P1030036 After Radeon HD7970 Tahiti, GPU Compute becomes mainstream

The massive jumps in both peak and actual usable GPU compute FP performance, especially across multiple GPUs, show that both the GPU and OpenCL have matured sufficiently to make graphics compute offload a more viable proposition down to the mainstream.

Being among the first to get a hold of the new GPU – and multiples of them at that, in this case AMD Radeon HD7970 'Tahiti' has its advantages, one of them running a lot of tests for the first time for the public to see. In our case, benchmonkey Lennard ran quite a few such benchmark tests on one, two, three and, of course, four cards in parallel. You'd have noticed that the results from the compute tests scaled just as well, if not even better, than the 3-D graphics ones, which on their own did a wonderful scaling job as well – notice even the 3Dmark and Heaven test scaling gains between one and four cards!

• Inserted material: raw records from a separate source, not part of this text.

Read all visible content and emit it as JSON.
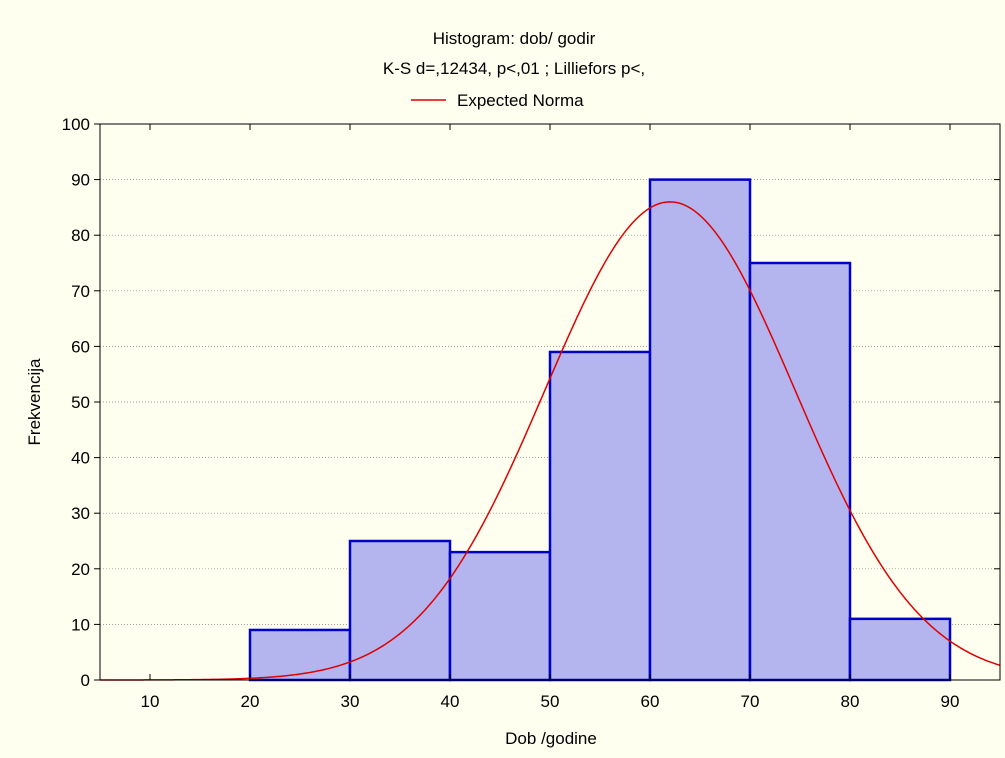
{
  "colors": {
    "background": "#fffff0",
    "bar_fill": "#b4b4ee",
    "bar_stroke": "#0000c8",
    "curve": "#e00000",
    "grid": "#808080",
    "axis": "#000000"
  },
  "chart_data": {
    "type": "bar",
    "title": "Histogram: dob/ godir",
    "subtitle": "K-S d=,12434, p<,01 ; Lilliefors p<,",
    "xlabel": "Dob /godine",
    "ylabel": "Frekvencija",
    "xlim": [
      5,
      95
    ],
    "ylim": [
      0,
      100
    ],
    "x_ticks": [
      10,
      20,
      30,
      40,
      50,
      60,
      70,
      80,
      90
    ],
    "y_ticks": [
      0,
      10,
      20,
      30,
      40,
      50,
      60,
      70,
      80,
      90,
      100
    ],
    "grid": true,
    "legend_position": "top-center",
    "bins": [
      {
        "start": 20,
        "end": 30,
        "value": 9
      },
      {
        "start": 30,
        "end": 40,
        "value": 25
      },
      {
        "start": 40,
        "end": 50,
        "value": 23
      },
      {
        "start": 50,
        "end": 60,
        "value": 59
      },
      {
        "start": 60,
        "end": 70,
        "value": 90
      },
      {
        "start": 70,
        "end": 80,
        "value": 75
      },
      {
        "start": 80,
        "end": 90,
        "value": 11
      }
    ],
    "series": [
      {
        "name": "Expected Norma",
        "type": "line",
        "mean": 62,
        "sd": 12.5,
        "peak": 86
      }
    ]
  }
}
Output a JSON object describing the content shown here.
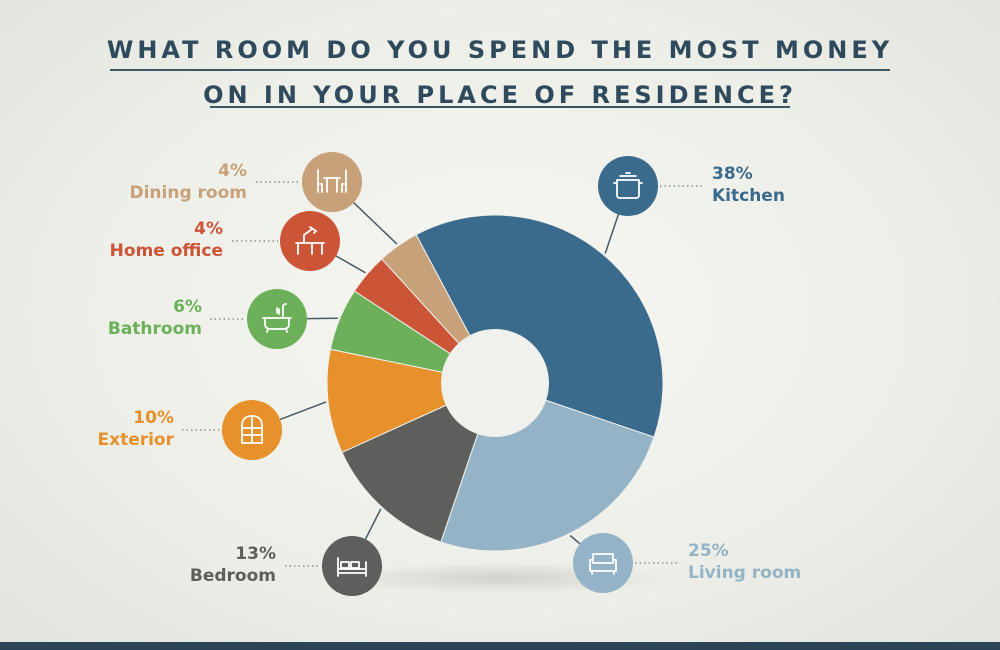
{
  "title": {
    "line1": "WHAT ROOM DO YOU SPEND THE MOST MONEY",
    "line2": "ON IN YOUR PLACE OF RESIDENCE?"
  },
  "chart_data": {
    "type": "pie",
    "title": "WHAT ROOM DO YOU SPEND THE MOST MONEY ON IN YOUR PLACE OF RESIDENCE?",
    "categories": [
      "Kitchen",
      "Living room",
      "Bedroom",
      "Exterior",
      "Bathroom",
      "Home office",
      "Dining room"
    ],
    "values": [
      38,
      25,
      13,
      10,
      6,
      4,
      4
    ],
    "value_labels": [
      "38%",
      "25%",
      "13%",
      "10%",
      "6%",
      "4%",
      "4%"
    ],
    "colors": [
      "#3a6a8c",
      "#95b3c6",
      "#5e5e5c",
      "#e6912c",
      "#6cb15a",
      "#cc5537",
      "#c7a17a"
    ],
    "icons": [
      "pot-icon",
      "sofa-icon",
      "bed-icon",
      "window-icon",
      "bathtub-icon",
      "desk-lamp-icon",
      "dining-table-icon"
    ],
    "hole": true
  }
}
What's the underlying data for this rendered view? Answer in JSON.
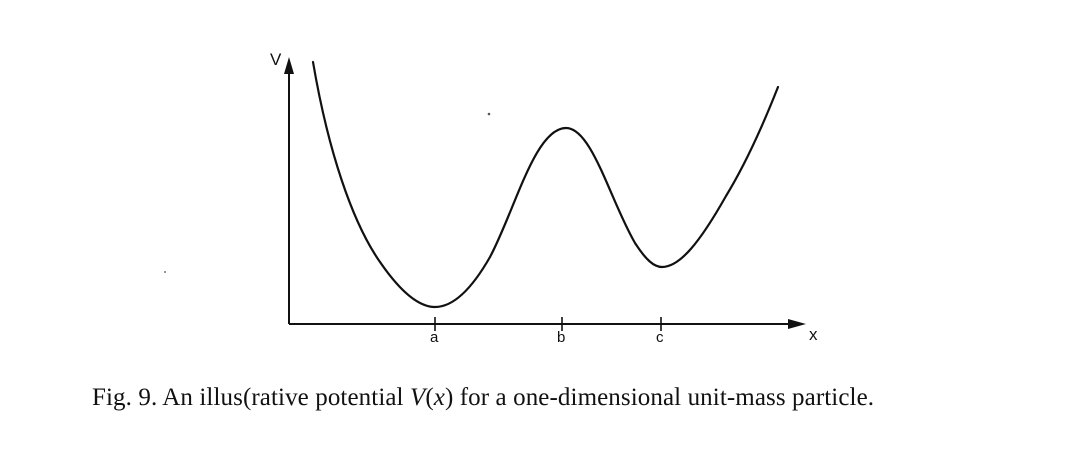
{
  "figure": {
    "y_axis_label": "V",
    "x_axis_label": "x",
    "tick_labels": [
      "a",
      "b",
      "c"
    ],
    "line_color": "#111111"
  },
  "caption": {
    "prefix": "Fig. 9.  An illus(rative potential ",
    "symbol": "V",
    "argument_open": "(",
    "argument_var": "x",
    "argument_close": ")",
    "suffix": " for a one-dimensional unit-mass particle."
  },
  "chart_data": {
    "type": "line",
    "title": "",
    "xlabel": "x",
    "ylabel": "V",
    "x_ticks": [
      "a",
      "b",
      "c"
    ],
    "grid": false,
    "legend": "none",
    "series": [
      {
        "x": [
          0.15,
          0.5,
          1.0,
          1.5,
          1.95,
          2.3,
          2.7,
          3.0,
          3.3,
          3.7,
          4.0,
          4.4,
          4.8,
          5.2
        ],
        "y": [
          9.3,
          6.8,
          4.3,
          2.3,
          1.0,
          0.7,
          2.9,
          6.5,
          7.4,
          5.8,
          2.5,
          2.4,
          4.5,
          9.6
        ]
      }
    ]
  }
}
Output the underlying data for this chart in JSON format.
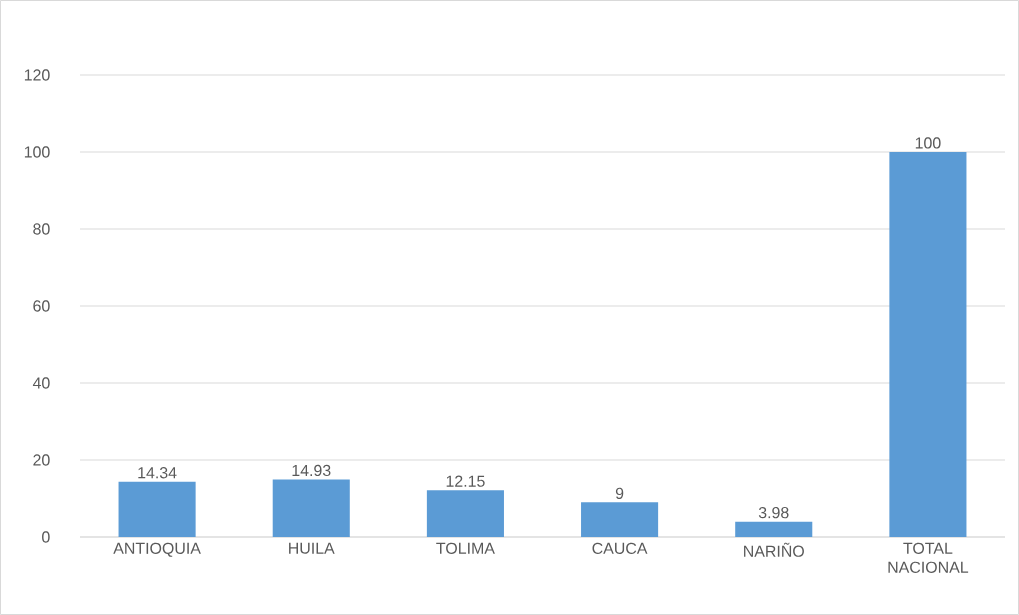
{
  "chart_data": {
    "type": "bar",
    "categories": [
      "ANTIOQUIA",
      "HUILA",
      "TOLIMA",
      "CAUCA",
      "NARIÑO",
      "TOTAL NACIONAL"
    ],
    "values": [
      14.34,
      14.93,
      12.15,
      9,
      3.98,
      100
    ],
    "color": "#5b9bd5",
    "ylim": [
      0,
      120
    ],
    "yticks": [
      0,
      20,
      40,
      60,
      80,
      100,
      120
    ],
    "grid": "y",
    "data_labels": true
  }
}
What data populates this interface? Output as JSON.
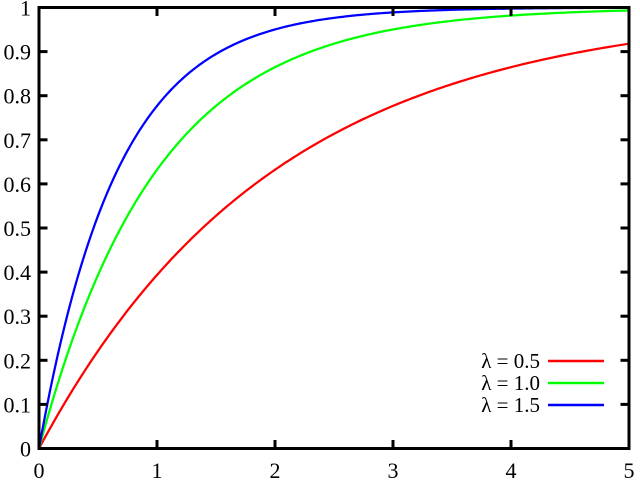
{
  "chart_data": {
    "type": "line",
    "title": "",
    "xlabel": "",
    "ylabel": "",
    "x_range": [
      0,
      5
    ],
    "y_range": [
      0,
      1
    ],
    "x_ticks": [
      0,
      1,
      2,
      3,
      4,
      5
    ],
    "y_ticks": [
      0,
      0.1,
      0.2,
      0.3,
      0.4,
      0.5,
      0.6,
      0.7,
      0.8,
      0.9,
      1
    ],
    "grid": false,
    "tick_style": "inward, mirrored on top and right borders",
    "axis_color": "#000000",
    "background_color": "#ffffff",
    "legend_position": "inside-bottom-right",
    "series": [
      {
        "name": "λ = 0.5",
        "lambda": 0.5,
        "color": "#ff0000",
        "formula": "F(x) = 1 - exp(-0.5x)",
        "x": [
          0,
          0.5,
          1,
          1.5,
          2,
          2.5,
          3,
          3.5,
          4,
          4.5,
          5
        ],
        "y": [
          0,
          0.2212,
          0.3935,
          0.5276,
          0.6321,
          0.7135,
          0.7769,
          0.8262,
          0.8647,
          0.8946,
          0.9179
        ]
      },
      {
        "name": "λ = 1.0",
        "lambda": 1.0,
        "color": "#00ff00",
        "formula": "F(x) = 1 - exp(-1.0x)",
        "x": [
          0,
          0.5,
          1,
          1.5,
          2,
          2.5,
          3,
          3.5,
          4,
          4.5,
          5
        ],
        "y": [
          0,
          0.3935,
          0.6321,
          0.7769,
          0.8647,
          0.9179,
          0.9502,
          0.9698,
          0.9817,
          0.9889,
          0.9933
        ]
      },
      {
        "name": "λ = 1.5",
        "lambda": 1.5,
        "color": "#0000ff",
        "formula": "F(x) = 1 - exp(-1.5x)",
        "x": [
          0,
          0.5,
          1,
          1.5,
          2,
          2.5,
          3,
          3.5,
          4,
          4.5,
          5
        ],
        "y": [
          0,
          0.5276,
          0.7769,
          0.8946,
          0.9502,
          0.9765,
          0.9889,
          0.9948,
          0.9975,
          0.9988,
          0.9994
        ]
      }
    ]
  }
}
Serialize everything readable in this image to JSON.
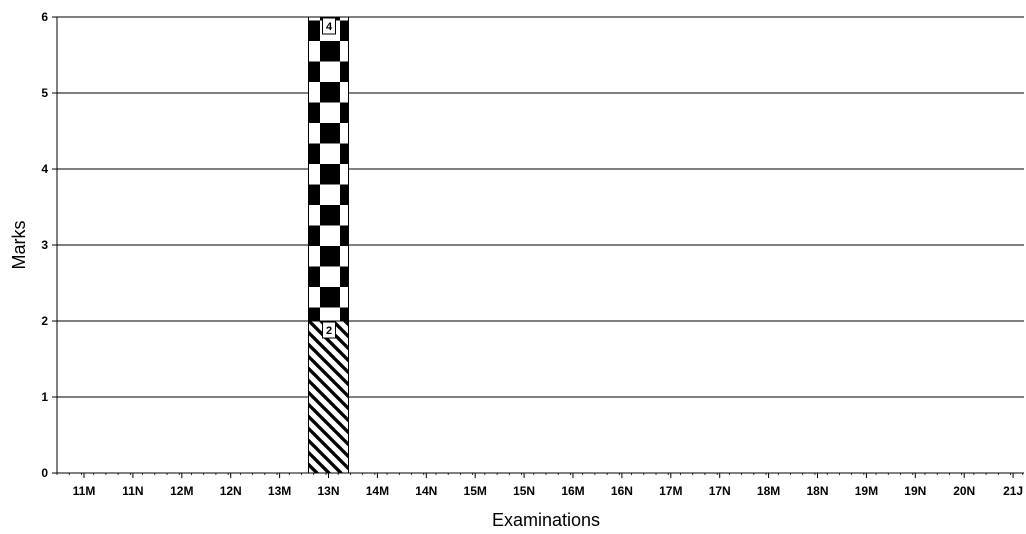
{
  "chart_data": {
    "type": "bar",
    "stacked": true,
    "title": "",
    "xlabel": "Examinations",
    "ylabel": "Marks",
    "ylim": [
      0,
      6
    ],
    "yticks": [
      0,
      1,
      2,
      3,
      4,
      5,
      6
    ],
    "grid": true,
    "categories": [
      "11M",
      "11N",
      "12M",
      "12N",
      "13M",
      "13N",
      "14M",
      "14N",
      "15M",
      "15N",
      "16M",
      "16N",
      "17M",
      "17N",
      "18M",
      "18N",
      "19M",
      "19N",
      "20N",
      "21J"
    ],
    "series": [
      {
        "pattern": "diagonal-stripes",
        "values": [
          0,
          0,
          0,
          0,
          0,
          2,
          0,
          0,
          0,
          0,
          0,
          0,
          0,
          0,
          0,
          0,
          0,
          0,
          0,
          0
        ],
        "data_labels": [
          "",
          "",
          "",
          "",
          "",
          "2",
          "",
          "",
          "",
          "",
          "",
          "",
          "",
          "",
          "",
          "",
          "",
          "",
          "",
          ""
        ]
      },
      {
        "pattern": "checkerboard",
        "values": [
          0,
          0,
          0,
          0,
          0,
          4,
          0,
          0,
          0,
          0,
          0,
          0,
          0,
          0,
          0,
          0,
          0,
          0,
          0,
          0
        ],
        "data_labels": [
          "",
          "",
          "",
          "",
          "",
          "4",
          "",
          "",
          "",
          "",
          "",
          "",
          "",
          "",
          "",
          "",
          "",
          "",
          "",
          ""
        ]
      }
    ],
    "colors": {
      "ink": "#000000",
      "background": "#ffffff"
    }
  }
}
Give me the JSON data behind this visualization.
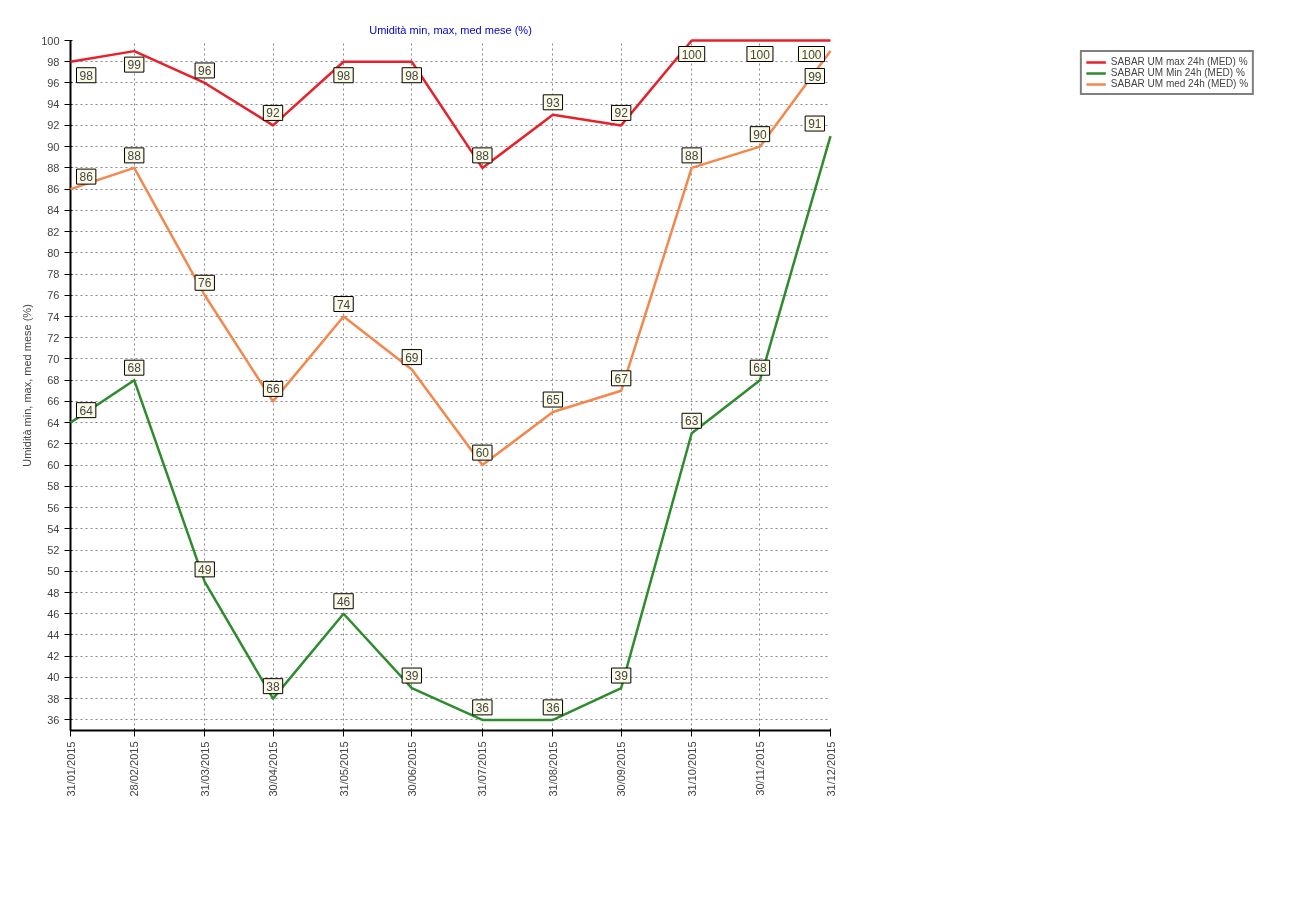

Putting aside the numbers, which you can see on our site and widely across the Net now as well, the impact is interesting. The AMD GCN new GPU architecture, which basically looks a lot like a vector FP processor surrounded by graphics acceleration hardware, did provide for much higher usable vs peak FP rate, especially for double precision FP critical for mainstream PC and HPC applications. On top of it, the OpenCL programming model has now matured well to handle single and multiple tasks with many threads being well balanced and spread across multiple GPUs, which the benchmark performance gains when running on up to four GPUs have shown.
 
One important thing here is that the GPU compute is not limited by CrossFire – or SLI, on Nvidia – four-GPU barrier. If your application, or multiple tasks, can handle it, and the underlying board has enough PCIe slots to support it, there's nothing to stop you from having, say, eight or more GPUs in a single system, all running GPU compute and/or graphics at the same time. For instance, the upcoming Xeon E5 4600 quad-socket LGA 2011 platform, slated for release mid year, will have a whopping 160 PCIe v3 lanes available direct from the CPUs, enabling 8 or more GPU cards in the system. If each of these is a, say, 1.1 GHz pre overclocked 6 GB RAM HD7970, it would mean a 9 TFLOPs DP FP capability in a single box, yet with 48 GB dedicated RAM on these GPUs for large local dataset processing without having to go to the over an order of magnitude slower PCIe link – keep this in mind, as having to often go to PCIe for slow data movement was one of key limitations in wider GPGPU spread.
 
In those apps where you can tolerate even higher PCIe latency induced by PCIe bridges present on dual-GPU cards, in return for higher total performance, that same Quad Xeon E5 box could take eight dual-GPU, say 975 MHz pre overclocked AMD HD7990, cards, and have 16 TFLOPs peak DP FP performance in a single box. Whether one can fit 2 x 6 GB RAM on a single dual-GPU card right now, remains to be seen, but it would help keep all those data away from having to shuffle over comparatively slower bridged PCIe.
 
Why do I mention pre-overclocked here? Well, it seems AMD was really conservative with clocking the new parts, as so many of them run comfortably even at 1.1 GHz without any voltage changes or such. The yields seem to be good, and there's nothing wrong in producing higher-end binned parts, combined with more memory, to breach the 1 TFLOP peak DP FP limit, which for these cards would be at 980 MHz GPU, or let's just round it up to 1 GHz, frequency. The extra performance helps get a few more FPS in gaming, but it means real, monetizable, compute performance in supercomputing, workstation and multimedia use.

Let's see what Nvidia answers in with the GK100 chips in the next few months, then followed by Intel's 'Knights Corner' compute version of the Larrabee project. Either way, with the new 'Tahiti' chips, GPU accelerated computing seems to be more efficient and meaningful.